REIT dividends are subject to a different withholding tax than ordinary share distributions, and are frequently taxed more harshly. Before investing in a REIT, you should review the REIT’s investor relations page or speak with a local tax professional. The applicable tax will be determined by the type of distribution and the investor’s tax residency.

What are the risks and rewards of investing in REITs?

Investing in real estate investment trusts (REITs) can be profitable, but it is not without risk. DEGIRO is up forward and honest about the dangers that come with investing. The investor relations website of a REIT normally contains information on the REIT’s investment portfolio. Before investing in a REIT, it is a good idea to read the investor relations page. The maximum loss when investing in a REIT is equal to the total amount invested.

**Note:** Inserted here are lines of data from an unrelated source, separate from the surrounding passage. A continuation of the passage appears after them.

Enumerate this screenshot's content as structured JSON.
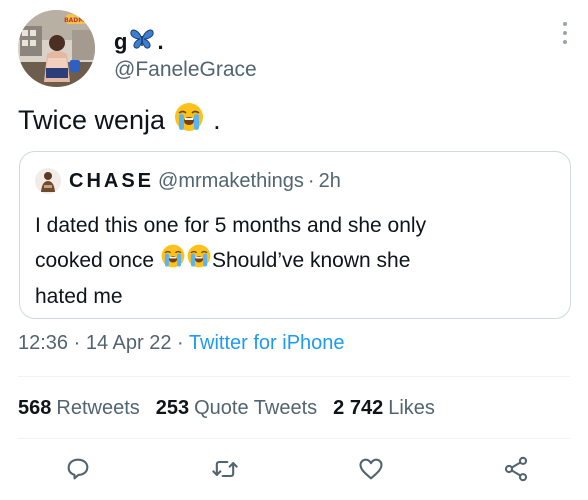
{
  "tweet": {
    "display_name": "g",
    "display_name_suffix": ".",
    "handle": "@FaneleGrace",
    "avatar_text": "BADMAN",
    "text": "Twice wenja",
    "text_suffix": "."
  },
  "quote": {
    "name": "CHASE",
    "handle": "@mrmakethings",
    "separator": "·",
    "time": "2h",
    "line1": "I dated this one for 5 months and she only",
    "line2_a": "cooked once",
    "line2_b": "Should’ve known she",
    "line3": "hated me"
  },
  "meta": {
    "time": "12:36",
    "separator1": "·",
    "date": "14 Apr 22",
    "separator2": "·",
    "source": "Twitter for iPhone"
  },
  "stats": {
    "retweets_count": "568",
    "retweets_label": "Retweets",
    "quotes_count": "253",
    "quotes_label": "Quote Tweets",
    "likes_count": "2 742",
    "likes_label": "Likes"
  },
  "icons": {
    "reply": "reply-icon",
    "retweet": "retweet-icon",
    "like": "heart-icon",
    "share": "share-icon",
    "more": "more-icon",
    "butterfly": "butterfly-emoji-icon",
    "crying": "loudly-crying-face-emoji-icon"
  },
  "colors": {
    "link": "#1d9bf0",
    "secondary_text": "#536471",
    "butterfly": "#3b7fd4",
    "emoji_face": "#fcc21b"
  }
}
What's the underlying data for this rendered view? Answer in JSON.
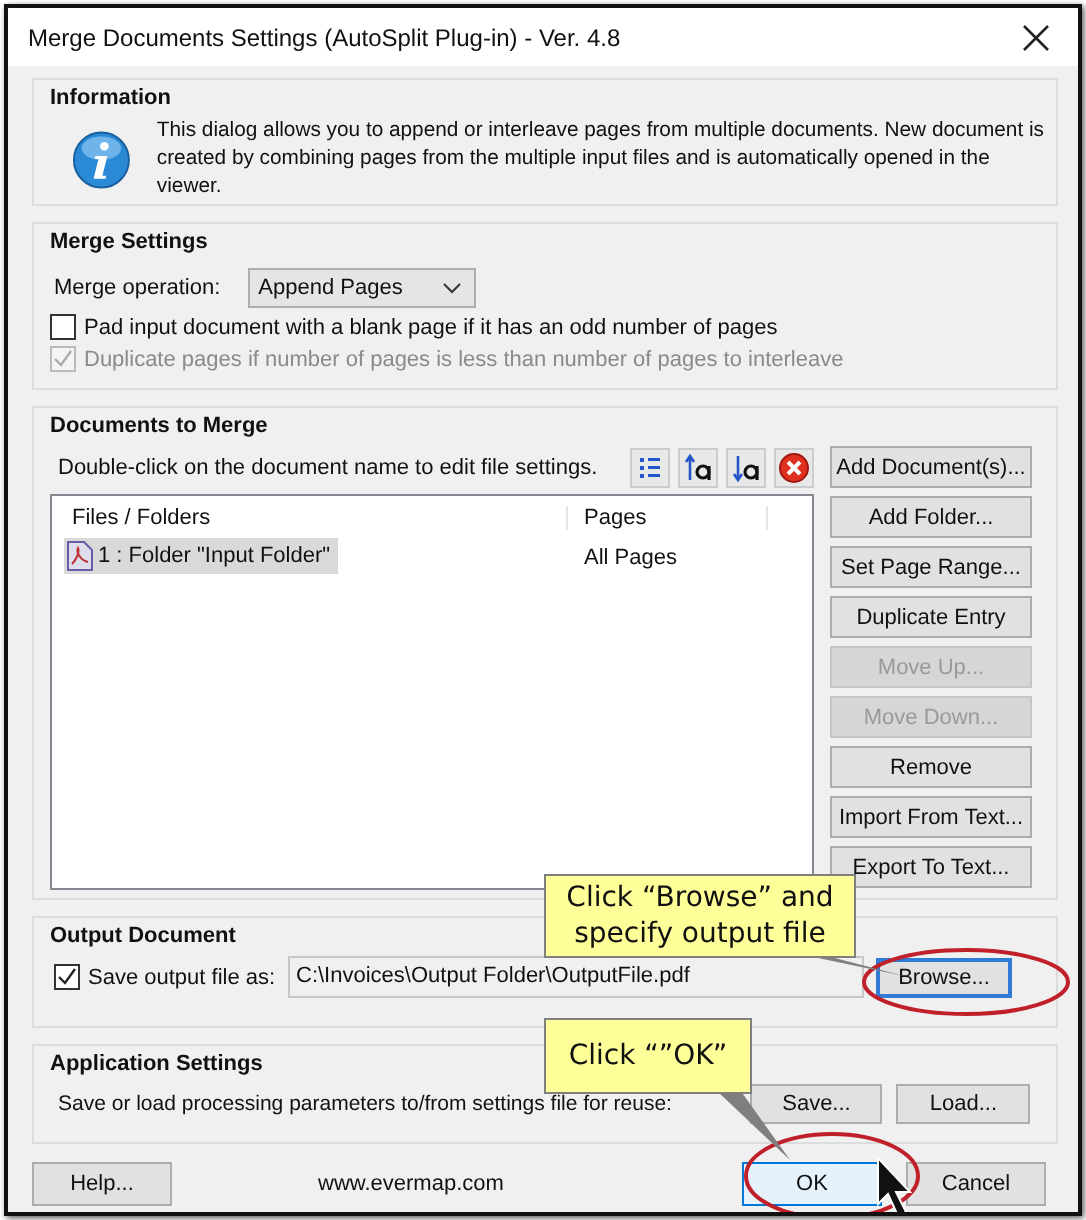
{
  "window": {
    "title": "Merge Documents Settings (AutoSplit Plug-in) - Ver. 4.8"
  },
  "information": {
    "title": "Information",
    "text": "This dialog allows you to append or interleave pages from multiple documents. New document is created by combining pages from the multiple input files and is automatically opened in the viewer."
  },
  "merge_settings": {
    "title": "Merge Settings",
    "operation_label": "Merge operation:",
    "operation_value": "Append Pages",
    "options": [
      {
        "label": "Pad input document with a blank page if it has an odd number of pages",
        "checked": false,
        "disabled": false
      },
      {
        "label": "Duplicate pages if number of pages is less than number of pages to interleave",
        "checked": true,
        "disabled": true
      }
    ]
  },
  "documents": {
    "title": "Documents to Merge",
    "hint": "Double-click on the document name to edit file settings.",
    "columns": [
      "Files / Folders",
      "Pages"
    ],
    "rows": [
      {
        "name": "1 : Folder \"Input Folder\"",
        "pages": "All Pages",
        "selected": true
      }
    ],
    "buttons": [
      {
        "label": "Add Document(s)...",
        "disabled": false
      },
      {
        "label": "Add Folder...",
        "disabled": false
      },
      {
        "label": "Set Page Range...",
        "disabled": false
      },
      {
        "label": "Duplicate Entry",
        "disabled": false
      },
      {
        "label": "Move Up...",
        "disabled": true
      },
      {
        "label": "Move Down...",
        "disabled": true
      },
      {
        "label": "Remove",
        "disabled": false
      },
      {
        "label": "Import From Text...",
        "disabled": false
      },
      {
        "label": "Export To Text...",
        "disabled": false
      }
    ]
  },
  "output": {
    "title": "Output Document",
    "save_label": "Save output file as:",
    "save_checked": true,
    "path": "C:\\Invoices\\Output Folder\\OutputFile.pdf",
    "browse": "Browse..."
  },
  "app_settings": {
    "title": "Application Settings",
    "text": "Save or load processing parameters to/from settings file for reuse:",
    "buttons": [
      "Save...",
      "Load..."
    ]
  },
  "footer": {
    "help": "Help...",
    "url": "www.evermap.com",
    "ok": "OK",
    "cancel": "Cancel"
  },
  "callouts": [
    {
      "text": "Click “Browse” and specify output file"
    },
    {
      "text": "Click “”OK”"
    }
  ]
}
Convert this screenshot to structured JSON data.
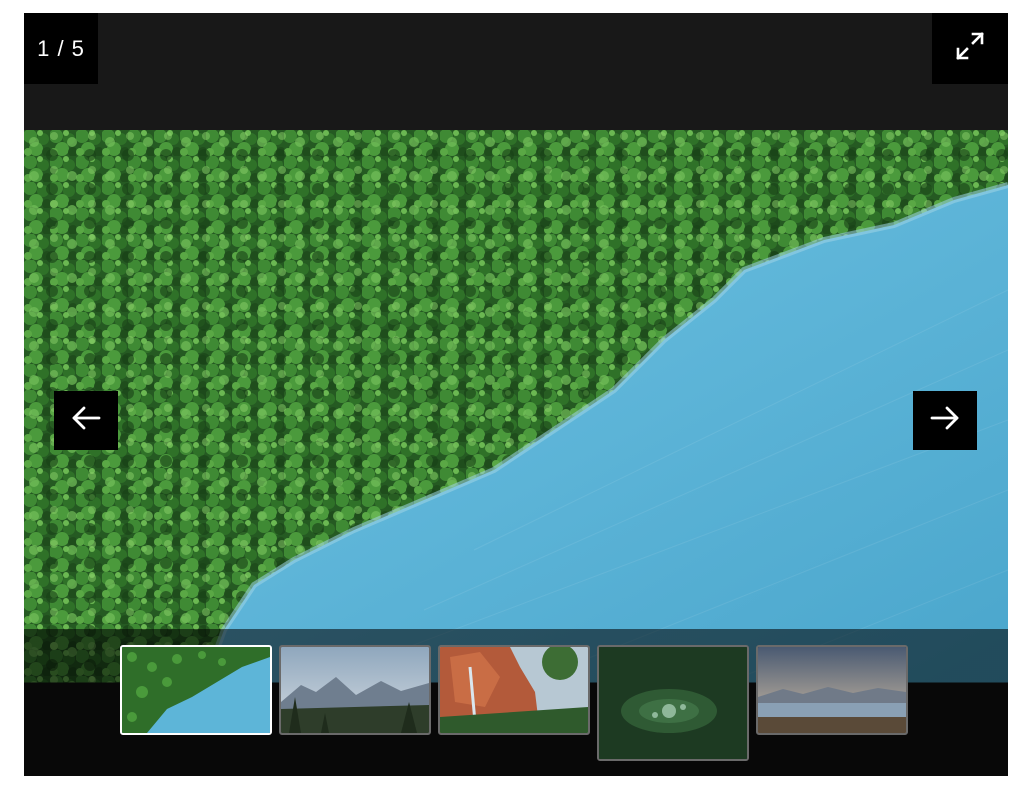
{
  "gallery": {
    "counter": "1 / 5",
    "current_index": 1,
    "total": 5,
    "fullscreen_icon": "expand-arrows-icon",
    "prev_icon": "arrow-left-icon",
    "next_icon": "arrow-right-icon",
    "colors": {
      "panel_bg": "#181818",
      "button_bg": "#000000",
      "icon": "#ffffff",
      "forest": "#2f6b2a",
      "water": "#5bb4d8"
    },
    "thumbnails": [
      {
        "scene": "forest-lake-aerial",
        "active": true
      },
      {
        "scene": "mountain-valley-forest",
        "active": false
      },
      {
        "scene": "red-rock-waterfall",
        "active": false
      },
      {
        "scene": "water-droplet-leaf",
        "active": false
      },
      {
        "scene": "lake-snowy-mountains",
        "active": false
      }
    ]
  }
}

Regular income distributions and a potential price increase are two ways an investor might profit from a REIT investment. Dividends, rather than price appreciation, account for the majority of REIT returns. Capital appreciation is generally low because most income is transferred to shareholders. This, however, is not assured.

This material is not intended to be used as investment advice, and it does not make any recommendations. Investing entails taking risks. Your deposit may be lost (in whole or in part). We recommend that you only invest in financial products that are appropriate for your level of knowledge and experience.

How often do REITs fail?

Historically, buying REITs following a market crisis has always been a smart move, and we have little doubt that this time will be no different. REITs, on the other hand, aren’t “ideal investments.” In truth, there are numerous ways for a REIT investor to lose money. Over the last 20 years, REITs have returned 15% a year, according to NAREIT.

Are REIT dividends taxed as ordinary income?

Dividend payments are assigned to ordinary income, capital gains, and return of capital for tax reasons for REITs, each of which may be taxed at a different rate. Early in the year, all public firms, including REITs, must furnish shareholders with information indicating how the prior year’s dividends should be allocated for tax purposes. The Industry Data section contains a historical record of the allocation of REIT distributions between regular income, return of capital, and capital gains.

The majority of REIT dividends are taxed as ordinary income up to a maximum rate of 37% (returning to 39.6% in 2026), plus a 3.8 percent surtax on investment income. Through December 31, 2025, taxpayers can deduct 20% of their combined qualifying business income, which includes Qualified REIT Dividends. When the 20% deduction is taken into account, the highest effective tax rate on Qualified REIT Dividends is normally 29.6%.

REIT dividends, on the other hand, will be taxed at a lower rate in the following situations:

  • When a REIT makes a capital gains distribution (tax rate of up to 20% plus a 3.8 percent surtax) or a return of capital dividend (tax rate of up to 20% plus a 3.8 percent surtax);
  • When a REIT distributes dividends received from a taxable REIT subsidiary or other corporation (20% maximum tax rate plus 3.8 percent surtax); and when a REIT distributes dividends received from a taxable REIT subsidiary or other corporation (20% maximum tax rate plus 3.8 percent surtax); and when a REIT distributes dividends received from
  • When allowed, a REIT pays corporation taxes and keeps the profits (20 percent maximum tax rate, plus the 3.8 percent surtax).

Furthermore, the maximum capital gains rate of 20% (plus the 3.8 percent surtax) applies to the sale of REIT stock in general.

The withholding tax rate on REIT ordinary dividends paid to non-US investors is depicted in this graph.